The Marshall Islands run on UTC+12, year-round. They sit in the central Pacific Ocean, a scattering of 29 atolls and 5 islands that together constitute about 181 square kilometers of land spread across 2 million square kilometers of ocean.
UTC+12 puts the Marshall Islands at the eastern edge of the same calendar day as Australia, Japan, and New Zealand. When it is Sunday in the Marshall Islands, it is still Saturday in Honolulu, 3,400 kilometers to the northeast.
Bikini and Enewetak: 67 nuclear tests
The Marshall Islands hold a specific place in the history of the 20th century. Between 1946 and 1958, the United States conducted 67 nuclear tests on Bikini and Enewetak atolls, testing weapons that included the first hydrogen bomb (Ivy Mike, 1952) and Castle Bravo (1954), which was the largest US nuclear test ever, with a yield of 15 megatons, about 1,000 times the size of the Hiroshima bomb.
The Marshallese people of Bikini were evacuated before the tests. They were told the sacrifice was “for the good of mankind.” They were moved to Rongerik Atoll, which had insufficient food resources, and many faced starvation.
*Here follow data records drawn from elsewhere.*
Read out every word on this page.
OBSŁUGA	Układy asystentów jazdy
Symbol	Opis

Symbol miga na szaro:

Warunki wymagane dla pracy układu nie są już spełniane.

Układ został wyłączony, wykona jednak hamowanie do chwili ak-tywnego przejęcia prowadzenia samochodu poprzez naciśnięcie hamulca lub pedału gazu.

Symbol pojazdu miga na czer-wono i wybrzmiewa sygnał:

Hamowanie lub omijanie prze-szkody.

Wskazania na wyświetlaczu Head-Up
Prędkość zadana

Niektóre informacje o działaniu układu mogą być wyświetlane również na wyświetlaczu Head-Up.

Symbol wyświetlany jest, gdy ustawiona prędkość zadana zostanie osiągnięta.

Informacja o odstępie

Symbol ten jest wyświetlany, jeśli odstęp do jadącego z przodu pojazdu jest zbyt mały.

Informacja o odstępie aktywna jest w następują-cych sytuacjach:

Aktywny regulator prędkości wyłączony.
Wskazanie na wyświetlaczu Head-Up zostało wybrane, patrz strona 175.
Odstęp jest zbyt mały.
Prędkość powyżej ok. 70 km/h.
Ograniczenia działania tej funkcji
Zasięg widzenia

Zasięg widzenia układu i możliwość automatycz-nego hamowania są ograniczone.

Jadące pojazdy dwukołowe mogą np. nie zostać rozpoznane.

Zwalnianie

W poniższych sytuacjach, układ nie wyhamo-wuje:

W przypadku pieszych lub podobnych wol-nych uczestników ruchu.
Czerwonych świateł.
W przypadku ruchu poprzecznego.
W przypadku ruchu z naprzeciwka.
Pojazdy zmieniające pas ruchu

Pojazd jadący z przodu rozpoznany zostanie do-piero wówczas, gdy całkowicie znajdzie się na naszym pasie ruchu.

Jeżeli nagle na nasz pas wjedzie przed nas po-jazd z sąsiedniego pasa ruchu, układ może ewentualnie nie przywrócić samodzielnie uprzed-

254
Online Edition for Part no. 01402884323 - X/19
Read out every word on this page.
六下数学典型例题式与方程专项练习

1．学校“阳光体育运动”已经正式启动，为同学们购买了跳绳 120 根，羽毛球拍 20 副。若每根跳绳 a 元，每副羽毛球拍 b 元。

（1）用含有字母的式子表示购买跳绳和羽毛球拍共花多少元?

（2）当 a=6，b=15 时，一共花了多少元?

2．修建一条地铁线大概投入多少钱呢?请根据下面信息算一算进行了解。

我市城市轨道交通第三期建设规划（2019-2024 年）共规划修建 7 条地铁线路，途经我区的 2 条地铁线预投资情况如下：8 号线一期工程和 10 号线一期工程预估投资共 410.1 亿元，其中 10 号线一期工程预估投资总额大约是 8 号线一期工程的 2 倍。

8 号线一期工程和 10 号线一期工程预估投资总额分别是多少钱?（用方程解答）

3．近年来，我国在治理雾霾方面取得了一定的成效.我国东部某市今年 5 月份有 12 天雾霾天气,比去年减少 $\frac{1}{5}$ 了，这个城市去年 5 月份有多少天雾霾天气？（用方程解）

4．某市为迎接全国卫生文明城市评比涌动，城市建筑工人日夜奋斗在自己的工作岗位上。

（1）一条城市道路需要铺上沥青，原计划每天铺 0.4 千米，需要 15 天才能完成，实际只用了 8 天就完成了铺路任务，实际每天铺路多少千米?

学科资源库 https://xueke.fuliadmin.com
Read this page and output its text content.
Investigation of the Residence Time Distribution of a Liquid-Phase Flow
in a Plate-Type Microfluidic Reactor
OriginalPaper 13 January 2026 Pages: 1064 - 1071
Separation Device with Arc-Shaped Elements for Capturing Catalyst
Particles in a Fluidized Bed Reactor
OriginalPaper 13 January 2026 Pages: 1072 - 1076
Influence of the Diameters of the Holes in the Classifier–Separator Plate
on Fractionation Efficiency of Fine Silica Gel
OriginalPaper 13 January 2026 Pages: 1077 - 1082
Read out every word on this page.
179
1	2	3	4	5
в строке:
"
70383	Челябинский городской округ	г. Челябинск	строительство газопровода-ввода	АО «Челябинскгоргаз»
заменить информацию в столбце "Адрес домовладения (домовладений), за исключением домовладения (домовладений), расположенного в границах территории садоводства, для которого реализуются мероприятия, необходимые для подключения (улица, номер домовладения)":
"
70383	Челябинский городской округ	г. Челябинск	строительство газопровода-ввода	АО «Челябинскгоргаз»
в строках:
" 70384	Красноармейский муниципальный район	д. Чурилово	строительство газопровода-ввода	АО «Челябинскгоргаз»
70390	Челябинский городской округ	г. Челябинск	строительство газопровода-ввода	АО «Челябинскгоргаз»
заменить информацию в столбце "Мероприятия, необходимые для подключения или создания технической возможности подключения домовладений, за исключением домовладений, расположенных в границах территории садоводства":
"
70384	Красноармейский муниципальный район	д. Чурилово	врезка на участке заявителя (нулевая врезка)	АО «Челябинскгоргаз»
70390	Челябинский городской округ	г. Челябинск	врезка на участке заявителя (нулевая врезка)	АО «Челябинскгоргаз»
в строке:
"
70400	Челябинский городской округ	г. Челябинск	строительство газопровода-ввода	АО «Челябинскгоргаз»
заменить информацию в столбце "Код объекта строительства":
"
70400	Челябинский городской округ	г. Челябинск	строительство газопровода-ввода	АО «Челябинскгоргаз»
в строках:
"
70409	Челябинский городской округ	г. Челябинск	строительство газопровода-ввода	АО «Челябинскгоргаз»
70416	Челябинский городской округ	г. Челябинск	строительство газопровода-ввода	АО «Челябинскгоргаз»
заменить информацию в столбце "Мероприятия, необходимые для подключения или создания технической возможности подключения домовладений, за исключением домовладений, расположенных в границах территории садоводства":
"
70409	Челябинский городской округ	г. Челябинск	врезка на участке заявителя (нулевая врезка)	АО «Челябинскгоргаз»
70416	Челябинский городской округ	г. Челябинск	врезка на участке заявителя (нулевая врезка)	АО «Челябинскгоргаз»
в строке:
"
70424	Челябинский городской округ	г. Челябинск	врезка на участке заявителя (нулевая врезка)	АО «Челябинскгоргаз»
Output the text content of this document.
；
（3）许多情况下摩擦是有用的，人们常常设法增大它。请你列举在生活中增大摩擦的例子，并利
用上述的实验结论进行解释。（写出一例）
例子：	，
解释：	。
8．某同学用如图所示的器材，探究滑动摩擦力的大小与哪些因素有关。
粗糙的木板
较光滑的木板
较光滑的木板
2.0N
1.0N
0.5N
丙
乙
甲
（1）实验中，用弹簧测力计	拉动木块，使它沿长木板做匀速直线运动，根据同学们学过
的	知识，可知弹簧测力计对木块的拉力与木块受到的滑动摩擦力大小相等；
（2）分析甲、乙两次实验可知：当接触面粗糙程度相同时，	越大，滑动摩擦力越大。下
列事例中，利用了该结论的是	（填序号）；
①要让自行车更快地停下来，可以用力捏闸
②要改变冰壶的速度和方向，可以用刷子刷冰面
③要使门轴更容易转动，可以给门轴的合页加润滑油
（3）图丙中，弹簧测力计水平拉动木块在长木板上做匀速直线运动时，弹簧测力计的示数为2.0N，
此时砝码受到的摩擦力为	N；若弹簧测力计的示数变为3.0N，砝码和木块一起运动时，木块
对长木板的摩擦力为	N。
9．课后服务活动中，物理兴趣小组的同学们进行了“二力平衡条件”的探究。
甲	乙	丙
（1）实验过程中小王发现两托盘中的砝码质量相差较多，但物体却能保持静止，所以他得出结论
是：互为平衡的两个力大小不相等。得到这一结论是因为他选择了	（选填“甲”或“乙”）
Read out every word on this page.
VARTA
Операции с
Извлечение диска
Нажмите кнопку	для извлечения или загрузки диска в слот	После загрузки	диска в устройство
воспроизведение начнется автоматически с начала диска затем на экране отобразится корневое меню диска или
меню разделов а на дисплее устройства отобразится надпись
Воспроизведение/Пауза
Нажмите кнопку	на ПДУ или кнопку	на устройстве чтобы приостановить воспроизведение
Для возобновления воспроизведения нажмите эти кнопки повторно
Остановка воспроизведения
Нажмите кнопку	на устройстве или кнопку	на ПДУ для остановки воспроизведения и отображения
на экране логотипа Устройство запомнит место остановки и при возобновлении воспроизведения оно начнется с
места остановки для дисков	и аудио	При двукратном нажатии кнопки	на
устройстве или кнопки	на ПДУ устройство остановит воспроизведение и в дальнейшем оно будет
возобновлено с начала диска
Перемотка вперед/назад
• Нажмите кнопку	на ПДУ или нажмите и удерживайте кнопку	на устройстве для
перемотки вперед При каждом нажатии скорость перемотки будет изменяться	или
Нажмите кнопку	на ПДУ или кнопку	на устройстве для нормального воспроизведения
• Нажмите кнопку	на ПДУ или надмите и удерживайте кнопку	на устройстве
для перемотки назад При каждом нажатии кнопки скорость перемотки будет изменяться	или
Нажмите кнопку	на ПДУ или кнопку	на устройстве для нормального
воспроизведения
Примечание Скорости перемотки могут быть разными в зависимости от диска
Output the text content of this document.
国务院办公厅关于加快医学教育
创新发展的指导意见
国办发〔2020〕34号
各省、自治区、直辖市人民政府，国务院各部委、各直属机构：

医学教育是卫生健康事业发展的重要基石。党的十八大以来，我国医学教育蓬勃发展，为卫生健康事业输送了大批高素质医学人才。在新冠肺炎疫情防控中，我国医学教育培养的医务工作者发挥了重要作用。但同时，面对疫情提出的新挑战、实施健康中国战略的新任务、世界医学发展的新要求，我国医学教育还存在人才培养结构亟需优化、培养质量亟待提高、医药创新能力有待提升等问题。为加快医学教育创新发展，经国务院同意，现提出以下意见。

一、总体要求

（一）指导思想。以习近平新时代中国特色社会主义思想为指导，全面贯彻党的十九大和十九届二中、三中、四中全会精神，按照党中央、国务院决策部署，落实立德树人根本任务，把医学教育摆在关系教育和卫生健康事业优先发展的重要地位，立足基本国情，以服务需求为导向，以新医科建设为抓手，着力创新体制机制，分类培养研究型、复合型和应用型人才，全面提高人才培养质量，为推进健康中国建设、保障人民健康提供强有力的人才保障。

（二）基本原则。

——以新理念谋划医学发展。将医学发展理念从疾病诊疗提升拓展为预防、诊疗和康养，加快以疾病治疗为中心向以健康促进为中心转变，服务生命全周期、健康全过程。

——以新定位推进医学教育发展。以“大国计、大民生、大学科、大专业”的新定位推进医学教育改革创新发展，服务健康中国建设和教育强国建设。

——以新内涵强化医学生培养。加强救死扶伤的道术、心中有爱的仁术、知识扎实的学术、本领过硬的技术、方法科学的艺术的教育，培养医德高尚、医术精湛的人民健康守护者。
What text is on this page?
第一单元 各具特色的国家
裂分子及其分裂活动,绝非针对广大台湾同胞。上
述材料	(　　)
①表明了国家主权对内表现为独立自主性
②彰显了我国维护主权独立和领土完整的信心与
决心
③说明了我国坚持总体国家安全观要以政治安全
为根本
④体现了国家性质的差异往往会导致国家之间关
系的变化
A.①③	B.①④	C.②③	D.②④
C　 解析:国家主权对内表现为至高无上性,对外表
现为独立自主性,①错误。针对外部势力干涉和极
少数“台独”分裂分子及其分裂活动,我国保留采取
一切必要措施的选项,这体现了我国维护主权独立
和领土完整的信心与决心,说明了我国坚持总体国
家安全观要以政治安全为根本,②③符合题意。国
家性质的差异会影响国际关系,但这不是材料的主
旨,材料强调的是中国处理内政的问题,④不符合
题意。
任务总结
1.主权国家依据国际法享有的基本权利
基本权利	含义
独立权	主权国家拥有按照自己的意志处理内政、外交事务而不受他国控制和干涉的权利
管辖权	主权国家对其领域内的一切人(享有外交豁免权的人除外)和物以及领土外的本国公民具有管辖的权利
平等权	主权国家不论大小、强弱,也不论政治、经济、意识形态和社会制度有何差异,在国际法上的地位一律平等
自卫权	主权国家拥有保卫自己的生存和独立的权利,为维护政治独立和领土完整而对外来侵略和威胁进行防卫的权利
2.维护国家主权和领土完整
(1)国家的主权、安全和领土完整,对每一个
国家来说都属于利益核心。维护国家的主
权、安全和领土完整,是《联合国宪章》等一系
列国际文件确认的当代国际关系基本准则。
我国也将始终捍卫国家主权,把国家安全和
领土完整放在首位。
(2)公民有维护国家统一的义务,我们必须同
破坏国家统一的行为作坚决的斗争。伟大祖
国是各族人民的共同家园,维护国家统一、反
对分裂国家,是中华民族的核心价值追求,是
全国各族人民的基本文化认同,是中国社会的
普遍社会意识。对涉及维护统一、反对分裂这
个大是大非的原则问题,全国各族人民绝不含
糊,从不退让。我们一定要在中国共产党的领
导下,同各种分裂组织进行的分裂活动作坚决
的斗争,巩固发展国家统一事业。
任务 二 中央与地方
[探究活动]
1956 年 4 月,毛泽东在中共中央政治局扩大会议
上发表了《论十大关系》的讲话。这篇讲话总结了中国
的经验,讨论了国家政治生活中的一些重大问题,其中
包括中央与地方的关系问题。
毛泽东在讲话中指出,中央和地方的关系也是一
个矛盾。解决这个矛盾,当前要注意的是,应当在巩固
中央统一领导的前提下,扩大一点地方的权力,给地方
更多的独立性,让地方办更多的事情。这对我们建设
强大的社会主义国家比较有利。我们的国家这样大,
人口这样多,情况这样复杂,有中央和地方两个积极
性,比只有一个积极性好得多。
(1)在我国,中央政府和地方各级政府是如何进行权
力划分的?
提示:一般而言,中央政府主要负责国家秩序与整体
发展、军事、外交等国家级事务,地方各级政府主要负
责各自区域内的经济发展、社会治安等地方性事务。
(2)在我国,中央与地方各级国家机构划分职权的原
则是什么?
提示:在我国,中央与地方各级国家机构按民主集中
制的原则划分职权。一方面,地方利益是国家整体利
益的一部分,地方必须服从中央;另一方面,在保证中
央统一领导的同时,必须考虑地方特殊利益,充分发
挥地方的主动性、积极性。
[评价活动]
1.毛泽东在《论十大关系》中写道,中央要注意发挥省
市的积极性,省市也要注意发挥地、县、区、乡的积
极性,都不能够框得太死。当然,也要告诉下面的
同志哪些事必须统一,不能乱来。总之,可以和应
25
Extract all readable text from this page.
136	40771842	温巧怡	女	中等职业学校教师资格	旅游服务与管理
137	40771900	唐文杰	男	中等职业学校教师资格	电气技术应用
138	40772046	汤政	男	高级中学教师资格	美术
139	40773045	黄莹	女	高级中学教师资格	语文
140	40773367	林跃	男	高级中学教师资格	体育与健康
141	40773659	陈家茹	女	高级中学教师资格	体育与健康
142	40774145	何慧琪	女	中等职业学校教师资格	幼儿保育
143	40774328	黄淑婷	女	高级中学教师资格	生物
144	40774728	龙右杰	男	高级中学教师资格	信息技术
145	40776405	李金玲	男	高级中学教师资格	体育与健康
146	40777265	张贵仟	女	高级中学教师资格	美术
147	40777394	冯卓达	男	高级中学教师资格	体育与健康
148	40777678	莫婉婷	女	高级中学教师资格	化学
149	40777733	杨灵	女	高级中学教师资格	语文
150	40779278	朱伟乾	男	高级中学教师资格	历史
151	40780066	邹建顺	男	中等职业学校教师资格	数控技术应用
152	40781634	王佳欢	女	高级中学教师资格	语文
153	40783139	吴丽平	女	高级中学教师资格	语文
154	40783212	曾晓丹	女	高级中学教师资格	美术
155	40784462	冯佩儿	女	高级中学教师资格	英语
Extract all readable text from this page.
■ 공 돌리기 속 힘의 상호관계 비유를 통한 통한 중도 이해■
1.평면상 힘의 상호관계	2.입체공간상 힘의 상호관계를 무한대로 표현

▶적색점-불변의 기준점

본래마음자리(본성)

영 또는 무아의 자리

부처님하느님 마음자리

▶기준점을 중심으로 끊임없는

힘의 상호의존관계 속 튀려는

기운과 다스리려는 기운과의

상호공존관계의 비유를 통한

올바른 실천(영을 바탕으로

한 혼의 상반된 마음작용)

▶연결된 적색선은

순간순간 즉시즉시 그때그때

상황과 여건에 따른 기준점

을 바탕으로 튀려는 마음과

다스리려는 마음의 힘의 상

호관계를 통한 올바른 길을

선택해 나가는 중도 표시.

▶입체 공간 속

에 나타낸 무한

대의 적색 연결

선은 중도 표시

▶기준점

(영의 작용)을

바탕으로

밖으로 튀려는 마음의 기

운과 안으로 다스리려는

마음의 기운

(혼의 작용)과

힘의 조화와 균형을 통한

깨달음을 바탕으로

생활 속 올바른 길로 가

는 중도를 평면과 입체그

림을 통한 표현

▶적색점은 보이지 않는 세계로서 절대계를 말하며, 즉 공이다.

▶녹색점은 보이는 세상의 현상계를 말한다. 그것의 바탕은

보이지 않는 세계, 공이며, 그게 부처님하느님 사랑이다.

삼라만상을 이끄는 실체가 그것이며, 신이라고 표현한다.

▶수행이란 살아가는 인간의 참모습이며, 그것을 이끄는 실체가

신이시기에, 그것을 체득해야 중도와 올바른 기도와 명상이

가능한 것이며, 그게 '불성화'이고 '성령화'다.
The Bikini community has been displaced for generations, unable to return to a home that remains contaminated.
Castle Bravo contaminated the crew of the Japanese fishing boat Lucky Dragon No. 5, which was downwind from the explosion in what the US described as an exclusion zone. One crewman died; all 23 suffered radiation sickness. The international outcry contributed to the Partial Nuclear Test Ban Treaty of 1963.
Bikini Atoll is now a UNESCO World Heritage Site, designated as a monument to the nuclear age rather than a paradise. The contaminated lagoon is visited by dive tourists who come to see the wrecks of target ships sunk in the 1946 tests. The Marshallese diaspora is large: many Bikini and Enewetak Islanders now live in the US, unable to return to ancestral land that remains radioactive.
The compact of free association
The Marshall Islands is a sovereign republic in free association with the United States. Marshallese citizens can live and work in the United States without a visa; the US provides financial assistance and retains responsibility for Marshall Islands defense. The relationship is a consequence of the trust territory arrangement that followed World War II and the nuclear testing era.
This relationship means that a significant Marshallese diaspora lives in US cities and states, particularly Arkansas and Hawaii, where they have established sizable communities. These communities navigate the 18-22 hour time difference between UTC+12 and US timezones in daily communication with relatives back on the atolls.
The climate parallel with Kiribati
Like Kiribati (which made its own dramatic statement about time by moving the date line), the Marshall Islands faces existential threat from rising seas. The highest point in the Marshall Islands is about 2 meters above sea level. The government has purchased land in the United States as a potential relocation option.
President David Kabua has been a prominent voice in international climate forums. The Marshall Islands National Climate Change Policy Framework acknowledges that without dramatic global emissions reductions, the physical territory of the state may not survive into the 22nd century.
A country that has already survived nuclear tests conducted by its eventual ally now faces a different kind of existential timeline: the slow arithmetic of sea level rise. UTC+12 ticks along while the clock on that arithmetic also runs.
Marshallese navigation
Before European contact, Marshallese navigators sailed the Pacific using stick charts (rebbelib and mattang): frameworks of palm sticks and shells that represented wave and swell patterns rather than island positions as cartographic maps would. These charts were navigational aids for reading the ocean’s behavior, not geographic representations.
Marshallese navigational knowledge was transmitted orally and practically, from master navigator to apprentice, over years of training. The ability to read the ocean’s temporal patterns, the seasonal swells, the tidal rhythms, the weather cycles, was the skill that kept the atolls connected.
UTC+12 is the modern administrative container for a culture that was navigating by time long before Greenwich was relevant.